I predict smaller town centres becoming niche destinations, with high quality independents offering more than just traditional retail (bookshops with readings and signings and a book club; record shops with instore sessions and a monthly music club, for example). Pop-up shops will add variety to the mix, and some spaces will become semi-permanent spaces for temporary activity. Town centres will house more community activity, like festivals, street markets and fairs.
As for HMV; regardless of what it sells, it’s a miserable, soul-less place to shop. It’s not failing because of anything other than being a bad place to shop.
January 24th, 2011 at 10:59 am
Dan Thompson makes some good points in his reply. At the Local Data Company we are physically walking 800 towns and cities twice a year and have some great insight on this change. By 2012 we will be covering 2,000 centres. The reality is that shopping is changing and that retailers want large store formats to show their full offer, they want ease of access for logistics and minimal interference from the council! The result is that out of town in clusters with other strong multiples is the place to be or large edge/intown shopping centres! Add into this the growth of the internet to over 8% and supermarkets having c.40% of non food retail spend then you can see that the high street is the least attractive option both in terms of cost, footfall and clustering.
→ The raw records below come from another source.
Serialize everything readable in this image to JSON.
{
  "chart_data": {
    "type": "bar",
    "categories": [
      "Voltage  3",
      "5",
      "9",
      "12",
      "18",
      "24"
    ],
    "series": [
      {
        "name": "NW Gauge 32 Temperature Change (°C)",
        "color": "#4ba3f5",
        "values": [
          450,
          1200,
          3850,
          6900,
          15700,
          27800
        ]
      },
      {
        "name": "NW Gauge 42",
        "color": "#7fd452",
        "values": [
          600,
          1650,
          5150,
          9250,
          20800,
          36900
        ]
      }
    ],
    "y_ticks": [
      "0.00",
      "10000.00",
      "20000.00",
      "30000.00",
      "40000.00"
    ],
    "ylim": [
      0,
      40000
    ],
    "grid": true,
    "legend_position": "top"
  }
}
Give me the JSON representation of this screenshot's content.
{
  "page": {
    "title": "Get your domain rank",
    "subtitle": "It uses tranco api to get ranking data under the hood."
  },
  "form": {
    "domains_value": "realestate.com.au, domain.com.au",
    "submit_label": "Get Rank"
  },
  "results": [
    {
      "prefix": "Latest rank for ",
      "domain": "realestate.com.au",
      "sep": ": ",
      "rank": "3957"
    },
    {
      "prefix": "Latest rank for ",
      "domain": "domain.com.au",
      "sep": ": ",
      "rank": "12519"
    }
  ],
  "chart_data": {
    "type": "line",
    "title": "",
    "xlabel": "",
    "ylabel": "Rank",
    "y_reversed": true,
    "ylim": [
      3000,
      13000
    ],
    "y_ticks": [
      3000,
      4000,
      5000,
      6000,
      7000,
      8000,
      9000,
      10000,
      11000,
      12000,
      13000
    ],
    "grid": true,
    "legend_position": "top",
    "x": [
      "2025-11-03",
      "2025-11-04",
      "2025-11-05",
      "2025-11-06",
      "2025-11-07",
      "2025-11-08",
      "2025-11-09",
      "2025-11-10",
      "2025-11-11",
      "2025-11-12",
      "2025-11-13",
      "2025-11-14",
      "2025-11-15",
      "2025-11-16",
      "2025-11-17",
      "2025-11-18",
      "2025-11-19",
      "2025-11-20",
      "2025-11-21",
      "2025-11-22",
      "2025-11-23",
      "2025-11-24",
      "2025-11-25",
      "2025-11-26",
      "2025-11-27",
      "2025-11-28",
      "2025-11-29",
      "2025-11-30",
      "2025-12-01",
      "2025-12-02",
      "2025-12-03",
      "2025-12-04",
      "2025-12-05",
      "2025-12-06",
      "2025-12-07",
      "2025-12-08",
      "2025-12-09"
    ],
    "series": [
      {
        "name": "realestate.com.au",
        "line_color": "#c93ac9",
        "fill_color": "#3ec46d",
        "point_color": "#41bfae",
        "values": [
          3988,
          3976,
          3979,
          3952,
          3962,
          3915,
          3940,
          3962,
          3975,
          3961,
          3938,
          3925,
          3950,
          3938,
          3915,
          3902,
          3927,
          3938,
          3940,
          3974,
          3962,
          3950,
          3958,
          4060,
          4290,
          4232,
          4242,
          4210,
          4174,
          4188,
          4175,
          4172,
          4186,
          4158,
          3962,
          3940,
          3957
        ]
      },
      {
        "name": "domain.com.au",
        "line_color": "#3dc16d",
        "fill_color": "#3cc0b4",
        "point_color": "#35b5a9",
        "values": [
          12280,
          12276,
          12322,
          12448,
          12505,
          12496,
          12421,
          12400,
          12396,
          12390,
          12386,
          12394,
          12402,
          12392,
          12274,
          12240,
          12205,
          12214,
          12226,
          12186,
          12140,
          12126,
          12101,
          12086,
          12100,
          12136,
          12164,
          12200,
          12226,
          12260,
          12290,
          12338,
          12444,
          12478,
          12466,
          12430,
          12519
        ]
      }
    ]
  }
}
The OS data, whilst I question the detail based on addressing, shows what we see day in and day out. The lack of business rates relief has forced landlords to let their empty shops for anything upwards from covering their bills. This does create opportunities for small businesses in towns where their is sufficient affluence and consumer support to sustain them. Services, specialist independents and community are the future of the high street. More in-town residential provision and less restriction from councils on planning, parking and events will help massively.